Why? Sweet People and Sweet Water! – by Antonia Meadors


By Antonia Meadors


My Daddy was a preacher so we had the opportunity to live in several communities while I was growing up, mostly small rural towns. My Daddy was also a bit of a maverick, so everywhere he lived or worked, he tore up ground to plant vegetables and flowers. He was the kind of man who thought it was easier to ask for forgiveness than permission, so one time we had goats living in our yard, and when I was in elementary school my horse, Maude, grazed in a vacant lot next to the parsonage, right there in the middle of town. I remember the neighbor lady often calling up to complain the goats were in her flower beds. They were milk goats and he thought when he filled the store-bought milk cartons with their rich milk, we kids would never know the difference! But this is not about my Daddy, although I could write a book about his antics; this is about why I love Hickman County.

When I was five years old, we got to live on a sheep farm by Beaver Creek, not far from the trout farm, and that’s when my life-long love affair with the woods and the creeks began. After being gone for thirty years, I couldn’t wait to get back to the woods, and my dream was to live by the babbling brook. That’s one reason why I chose to return to Hickman County in the late 1990s with my three Hawaiian children in tow, to settle down. But there is a more important reason, and that is the people who live here.

My mother and I have a theory, which would be hard to test. We believe that Hickman County has more sweet people per capita than any other town in the world. She and my brother, Mike, also chose to return to Hickman County after living in Hawaii for many years. (Hawaiians are also very kind and sweet people, and that’s why it is called the Aloha State). John Michael chose Centerville, for good reasons, and one of them was because it always felt like Home.

Mike was in middle school when we lived here in the late 1960s, and he is very special. We didn’t really have classes for developmentally delayed students then (at least that’s how I remember it), we had what is now called “inclusion”, where all students were pretty much treated the same, and not separated from regular classes. He got to wear a uniform and play symbols in the marching band. He got to sing solo in the church on Sunday nights. He also got to be on the basketball team, and the coach often put Mike in the game for the last few minutes. What is so crazy special is that not only were our fans screaming for Mike to shoot the ball, the other side would take up the chant too!

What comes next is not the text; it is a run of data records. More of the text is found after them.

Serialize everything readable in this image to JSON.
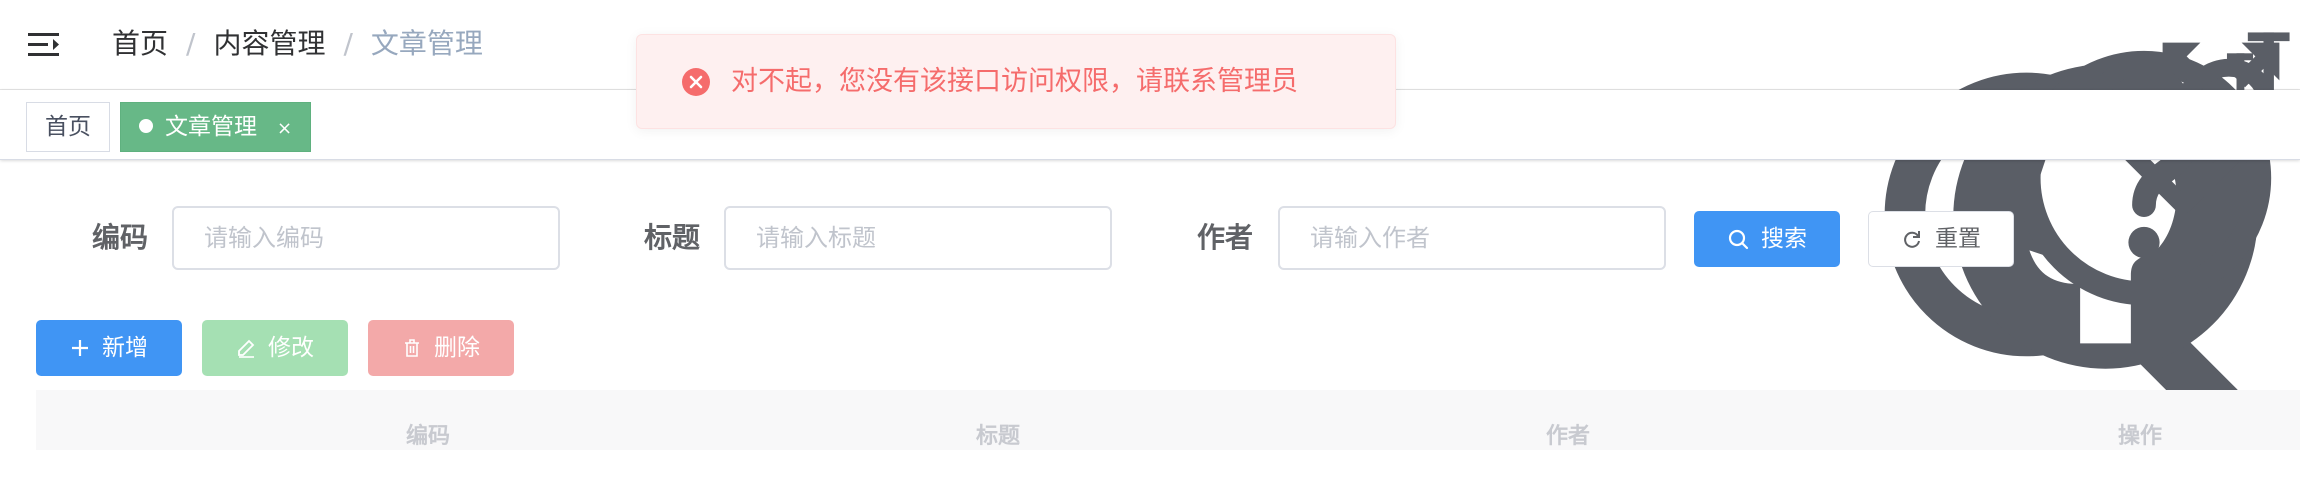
{
  "breadcrumb": [
    "首页",
    "内容管理",
    "文章管理"
  ],
  "breadcrumb_separator": "/",
  "right_menu_icons": [
    "search-icon",
    "github-icon",
    "question-icon",
    "heart-icon",
    "fullscreen-icon",
    "font-size-icon"
  ],
  "tags": [
    {
      "label": "首页",
      "active": false
    },
    {
      "label": "文章管理",
      "active": true,
      "close": "×"
    }
  ],
  "alert": {
    "type": "error",
    "message": "对不起，您没有该接口访问权限，请联系管理员",
    "color": "#f56c6c"
  },
  "search_form": {
    "code_label": "编码",
    "code_placeholder": "请输入编码",
    "title_label": "标题",
    "title_placeholder": "请输入标题",
    "author_label": "作者",
    "author_placeholder": "请输入作者",
    "search_button": "搜索",
    "reset_button": "重置"
  },
  "toolbar": {
    "add": "新增",
    "edit": "修改",
    "delete": "删除"
  },
  "table": {
    "columns": [
      "编码",
      "标题",
      "作者",
      "操作"
    ]
  },
  "colors": {
    "primary": "#4095f4",
    "active_tag": "#67b887",
    "error": "#f56c6c"
  }
}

When they returned here in the late 1980s, Mike was allowed to serve as “assistant” to the girls’ high school basketball team, and so lots of people remember him on the sidelines, having an important role. This role was created purely out of kindness. One night he was asked to sing the National Anthem at an opening game and when he forgot the words, the whole crowd started singing with him to help him finish the song. (Not a dry eye in the house that night.) That alone proves our theory that Hickman County has the greatest number of sweet people per capita in the world, and that would be the number one reason why I love Hickman County

1. More sweet people per capita than any town in the world. Kindness abounds in Hickman County. I am happy to meet so many “newcomers”, people who are choosing to relocate and settle here. They are such an asset to our community and very kind people. A recent quote I heard, is one that fits them well: “We ain’t Southern, but we got here as fast as we could.”

2. Generous, giving people, who don’t even have to be asked. They see a need, they do what they can to fill that need, or find somebody who will. A yard gets mowed, a tree gets cut up for firewood, a bag of groceries gets delivered. A casserole is sent over when someone in the family is sick.  And then there’s the squash…..

3. Fresh cool spring water coming out of the ground all over the county. We have more springs than just about anywhere in the nation. Some of them are dubbed “Sweet Water” and if you’ve ever tasted it, you know what I’m talking about.

4. Trees trees trees everywhere. Hickman County is 80% forest. Hardwoods, evergreens, fruits, nuts, and the most beautiful flowering trees, Dogwood and Redbud, along with the Tennessee state tree, the Tulip Poplar. Call me a tree hugger, and you’d be right.

5. History and the honoring of it, and the wonderful stories of remembrance.

6.  Church suppers.

7. The Duck River, the most bio-diverse river in North America. No wonder, the way it bends every five minutes that it’s the longest river within any state borders. It delivers us more plants and wildlife than anywhere else in the country, along with rich soil.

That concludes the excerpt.